Ладно. Сейчас... Сейчас...
Пора признаться, что, несмотря на мою поражающую моложавость, худобу и странную инфантильность, я до войны успела побывать замужем. У меня был сын. Я овдовела в первые дни войны, сынок мой умер от тифа.
Мой мальчик меня любил. Я это твердо знала и знаю. Встречая меня в передней, он целовал мое пальто, видел во мне напарника и ребенка. Мы с ним играли в маму и папу, принимали гостей, раскалывали квадратный кусочек сахара на много маленьких сахарков, пекли хорошенькое карликовое печенье. Я добыла ему откуда-то крошечный самовар. Мы вместе его вздували.
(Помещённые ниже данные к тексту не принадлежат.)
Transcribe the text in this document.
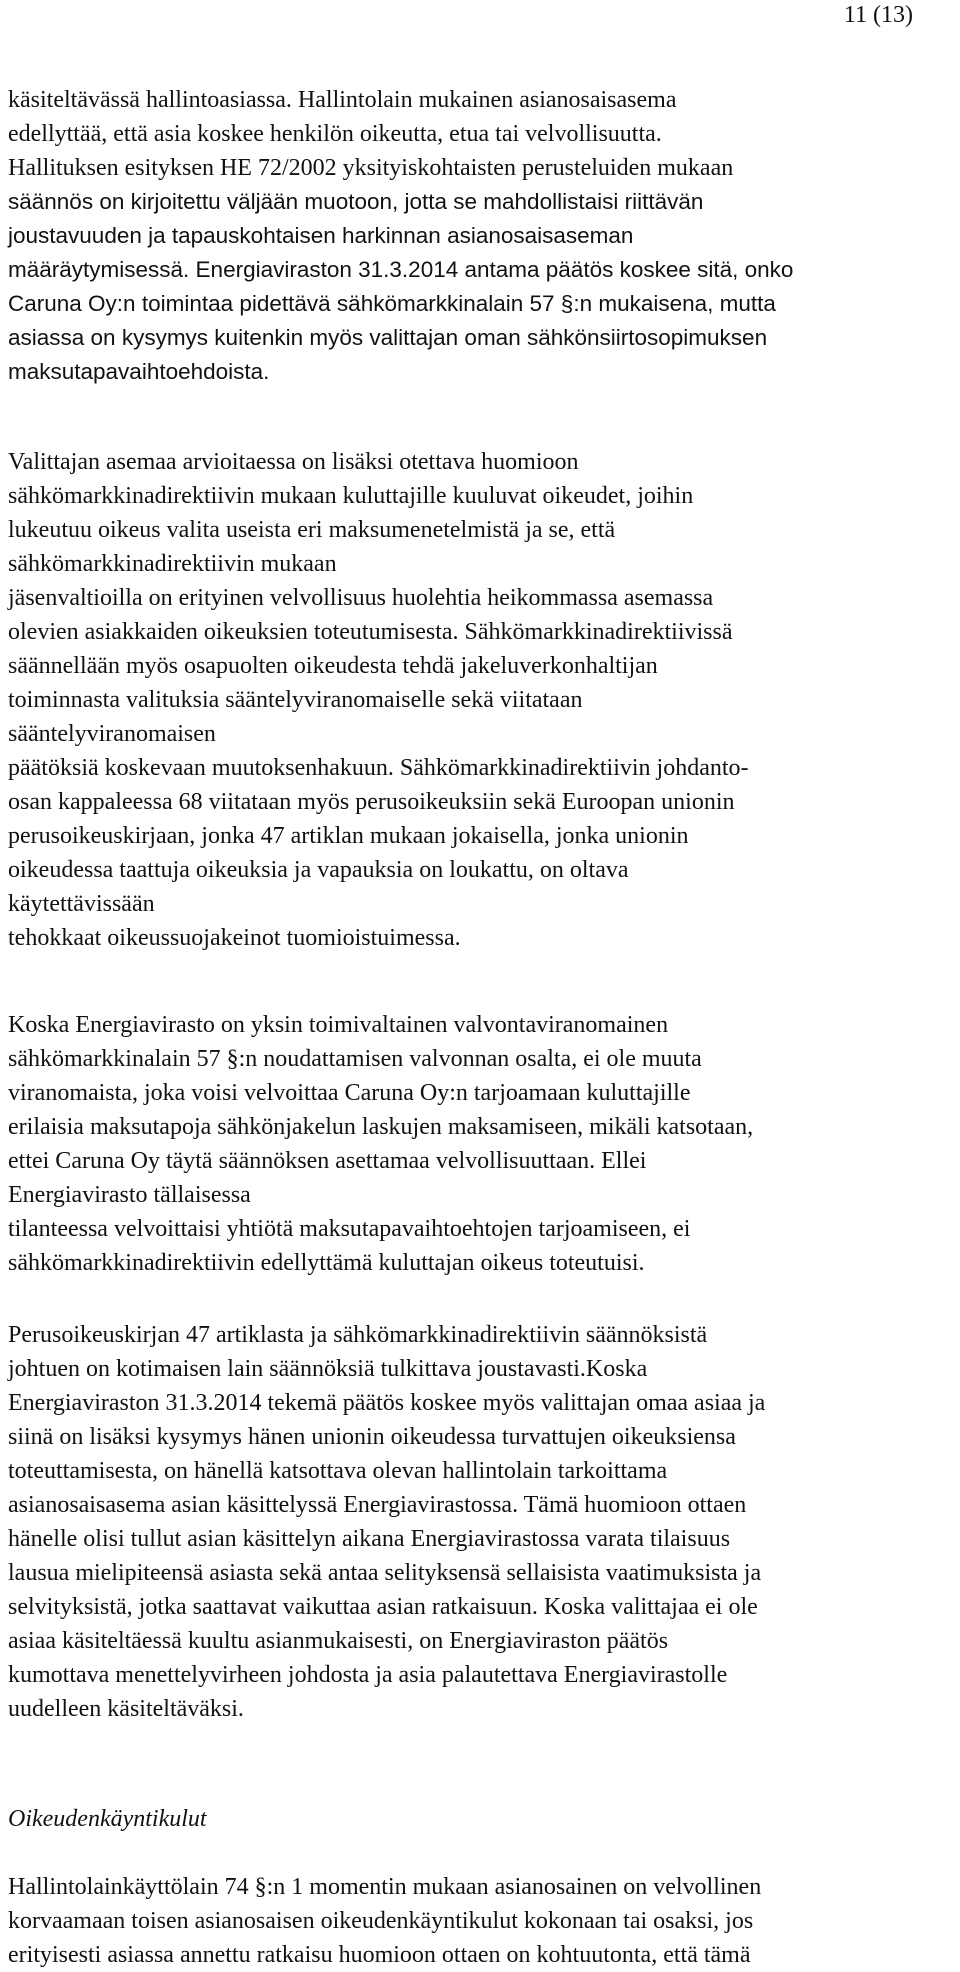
11 (13)
käsiteltävässä hallintoasiassa. Hallintolain mukainen asianosaisasema
edellyttää, että asia koskee henkilön oikeutta, etua tai velvollisuutta.
Hallituksen esityksen HE 72/2002 yksityiskohtaisten perusteluiden mukaan
säännös on kirjoitettu väljään muotoon, jotta se mahdollistaisi riittävän
joustavuuden ja tapauskohtaisen harkinnan asianosaisaseman
määräytymisessä. Energiaviraston 31.3.2014 antama päätös koskee sitä, onko
Caruna Oy:n toimintaa pidettävä sähkömarkkinalain 57 §:n mukaisena, mutta
asiassa on kysymys kuitenkin myös valittajan oman sähkönsiirtosopimuksen
maksutapavaihtoehdoista.
Valittajan asemaa arvioitaessa on lisäksi otettava huomioon
sähkömarkkinadirektiivin mukaan kuluttajille kuuluvat oikeudet, joihin
lukeutuu oikeus valita useista eri maksumenetelmistä ja se, että
sähkömarkkinadirektiivin mukaan
jäsenvaltioilla on erityinen velvollisuus huolehtia heikommassa asemassa
olevien asiakkaiden oikeuksien toteutumisesta. Sähkömarkkinadirektiivissä
säännellään myös osapuolten oikeudesta tehdä jakeluverkonhaltijan
toiminnasta valituksia sääntelyviranomaiselle sekä viitataan
sääntelyviranomaisen
päätöksiä koskevaan muutoksenhakuun. Sähkömarkkinadirektiivin johdanto-
osan kappaleessa 68 viitataan myös perusoikeuksiin sekä Euroopan unionin
perusoikeuskirjaan, jonka 47 artiklan mukaan jokaisella, jonka unionin
oikeudessa taattuja oikeuksia ja vapauksia on loukattu, on oltava
käytettävissään
tehokkaat oikeussuojakeinot tuomioistuimessa.
Koska Energiavirasto on yksin toimivaltainen valvontaviranomainen
sähkömarkkinalain 57 §:n noudattamisen valvonnan osalta, ei ole muuta
viranomaista, joka voisi velvoittaa Caruna Oy:n tarjoamaan kuluttajille
erilaisia maksutapoja sähkönjakelun laskujen maksamiseen, mikäli katsotaan,
ettei Caruna Oy täytä säännöksen asettamaa velvollisuuttaan. Ellei
Energiavirasto tällaisessa
tilanteessa velvoittaisi yhtiötä maksutapavaihtoehtojen tarjoamiseen, ei
sähkömarkkinadirektiivin edellyttämä kuluttajan oikeus toteutuisi.
Perusoikeuskirjan 47 artiklasta ja sähkömarkkinadirektiivin säännöksistä
johtuen on kotimaisen lain säännöksiä tulkittava joustavasti.Koska
Energiaviraston 31.3.2014 tekemä päätös koskee myös valittajan omaa asiaa ja
siinä on lisäksi kysymys hänen unionin oikeudessa turvattujen oikeuksiensa
toteuttamisesta, on hänellä katsottava olevan hallintolain tarkoittama
asianosaisasema asian käsittelyssä Energiavirastossa. Tämä huomioon ottaen
hänelle olisi tullut asian käsittelyn aikana Energiavirastossa varata tilaisuus
lausua mielipiteensä asiasta sekä antaa selityksensä sellaisista vaatimuksista ja
selvityksistä, jotka saattavat vaikuttaa asian ratkaisuun. Koska valittajaa ei ole
asiaa käsiteltäessä kuultu asianmukaisesti, on Energiaviraston päätös
kumottava menettelyvirheen johdosta ja asia palautettava Energiavirastolle
uudelleen käsiteltäväksi.
Oikeudenkäyntikulut
Hallintolainkäyttölain 74 §:n 1 momentin mukaan asianosainen on velvollinen
korvaamaan toisen asianosaisen oikeudenkäyntikulut kokonaan tai osaksi, jos
erityisesti asiassa annettu ratkaisu huomioon ottaen on kohtuutonta, että tämä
Мой мальчик был высокого роста, хорошо ориентировавшийся в пространстве (не то что я). Глаза его — словно крылья, всегда в полете.
...Велосипед... Я не успела купить ему трехколесный велосипед. Я была бедна.
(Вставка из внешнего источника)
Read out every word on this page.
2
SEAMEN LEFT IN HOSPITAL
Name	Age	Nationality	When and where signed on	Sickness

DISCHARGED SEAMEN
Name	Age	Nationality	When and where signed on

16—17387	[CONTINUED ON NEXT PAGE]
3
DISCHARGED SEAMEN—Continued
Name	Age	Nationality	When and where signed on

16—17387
Он знал все марки машин. Потому что — мальчик. Мой сын был мальчиком.
Перед тем как уйти на фронт, я каждый день зарывала в холмик его могилы игрушки. По ночам мне казалось, что он стучится в двери ко мне. Он одет в свое некрасивое желтое пальтецо. Стучится и улыбается робко, потерянно...
— Ма-а-ама!
Защитить?.. От кого? От смерти?
На фронте никто не знал, что я мать и вдова. В потоке горя народного мое горе казалось малостью каждому. Но не мне.
Итак, мы шагали к хребту Тунтури, пытаясь смеяться по всякому поводу, чтоб скоротать дорогу.
Волосы у моего попутчика были светлые. Глаза голубые.
Увидев такие глаза, девчонки ошалевают: «А отчего у тебя такие глаза?» — «Ха-ха-ха! А мне почем знать?»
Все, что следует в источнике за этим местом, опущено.